Federico Beghin | post-it |

Allo scadere del mese di maggio, Claudio Calia ha iniziato a raccontare su (Quasi) il Daredevil di Frank Miller. Leggendo il suo primo articolo, oltre alla gestione dell’autore del Maryland, com’è ovvio, mi è venuto in mente anche il Daredevil di D. G. Chichester in uno strano gioco al contrario dato che, quando leggevo il Daredevil di Chichester mi tornava in testa il Daredevil di Miller. Perdona le ripetizioni, ho quasi finito.

Ho conosciuto il Daredevil di Chichester qualche anno fa, nel 2017, quando ho acquistato il cartonato della “Collection” Panini che raccoglie i capitoli #319-325, ossia Caduta dal Paradiso, vincendo la resistenza opposta dalla presenza di Scott McDaniel. Via il dente, via il dolore: lo stile del disegnatore era per me veramente ostico, non lo avevo apprezzato per niente tra le pagine di Nightwing: Anno Uno e ancora meno tra quelle di Freccia Verde. Nei fumetti del Cornetto, però, la sorpresa: nell’arco narrativo succitato, il tratto dell’artista è diverso da quello a cui (non) mi ero abituato. Meno scomposto, meno confusionario, meno schizofrenico, fin dal prologo di Fall from Grace, forse anche per merito delle chine di Collazo e Candelario e dei colori di Max Scheele (che poi passeranno la mano ad altri), appare potente, espressivo ma senza eccessi, evocativo, cupo ma aggraziato. Le sagome dei personaggi richiamano quelle di Miller e la sensazione di continuità con la gestione precedente (ma non direttamente precedente) è acuita dai testi di Chichester.
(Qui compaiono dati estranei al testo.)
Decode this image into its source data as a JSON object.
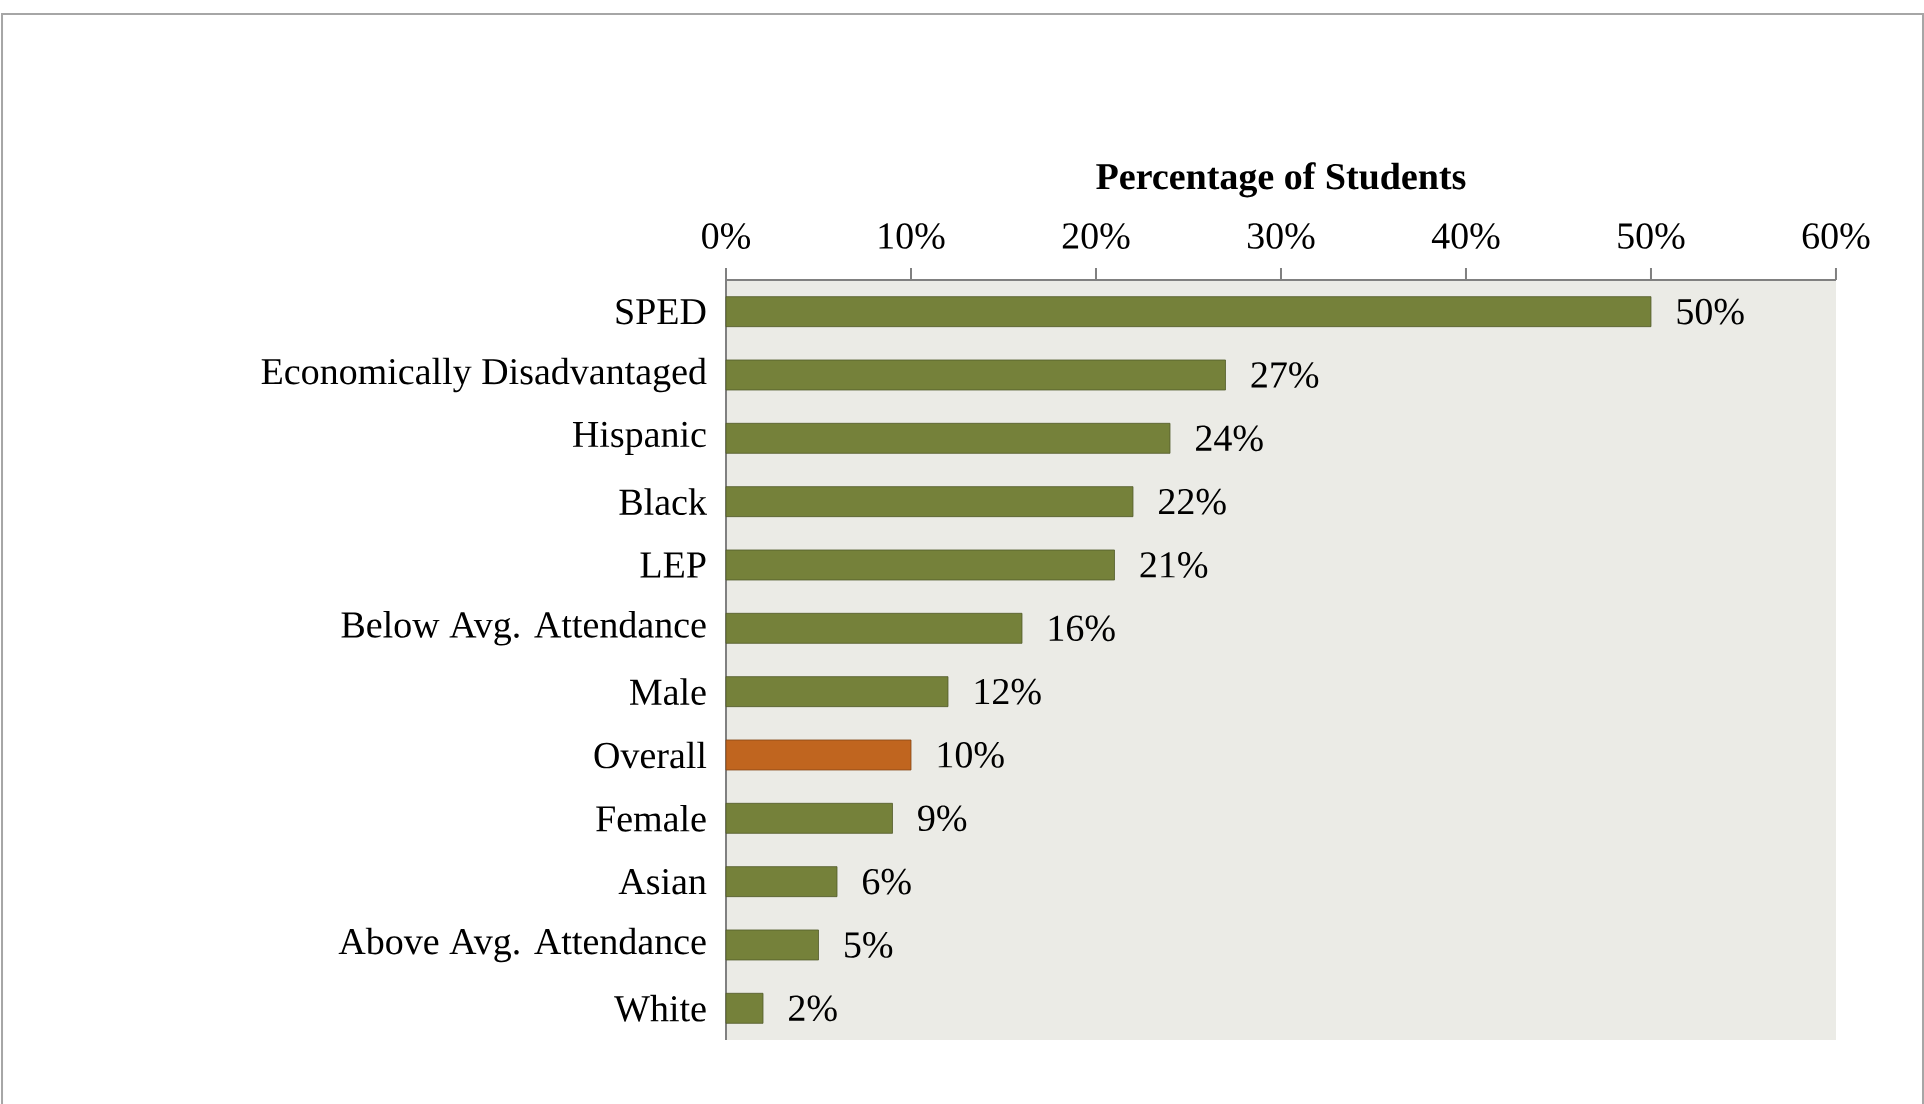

La prosa assomiglia a quella milleriana, anche se con qualche passaggio farraginoso che rende la lettura talvolta pesante e faticosa. Al netto di questi difetti, Caduta dal Paradiso mi è parso un segmento interessante, complesso e stimolante della parabola di Devil, in cui lo sceneggiatore ha tessuto una trama articolata, con tanti personaggi e diverse situazioni da legare tra loro.

Il problema, se così posso definirlo, arriva con il secondo cartonato della “Collection”: L’albero della conoscenza (Daredevil #326-332). Mentre viene esaminato il rapporto tra l’uomo e il web, senza coinvolgermi particolarmente, il racconto offre anche alcuni passaggi interessanti sulla vita di Matt, il suo rapporto con Elektra e la reazione di Karen. In soldoni, quello in cui mi piace imbattermi quando apro un fumetto di supereroi.

Sebbene quella tamarrata del costume-armatura continui a sembrarmi una figata, ho l’impressione che McDaniel perda un po’ di smalto, proprio in concomitanza con una serie di giri a vuoto di Chichester. Infatti, pur mantenendosi sopra il livello di guardia, il #330 oscilla tra il punto di svolta e il più classico degli albi di passaggio. Dopo esserci persi in chiacchiere di carattere tecnologico, già nel capitolo successivo, torniamo ad ascoltare le sensazioni dei personaggi in un contesto bello movimentato. Purtroppo, però, la prosa non raggiunge più l’efficacia del primo volume. Per fare un esempio banale: ci viene ripetuto più volte che il siero nelle vene di Capitan America è un veleno. Vero che repetita iuvant, però forse è meglio passare oltre, alla tavola di fine episodio con un Daredevil sporco e arrabbiato, pronto a distribuire mazzate a destra e a manca. Mazzate che arrivano puntuali nel #332, in cui la storia termina in modo repentino ma almeno emozionante.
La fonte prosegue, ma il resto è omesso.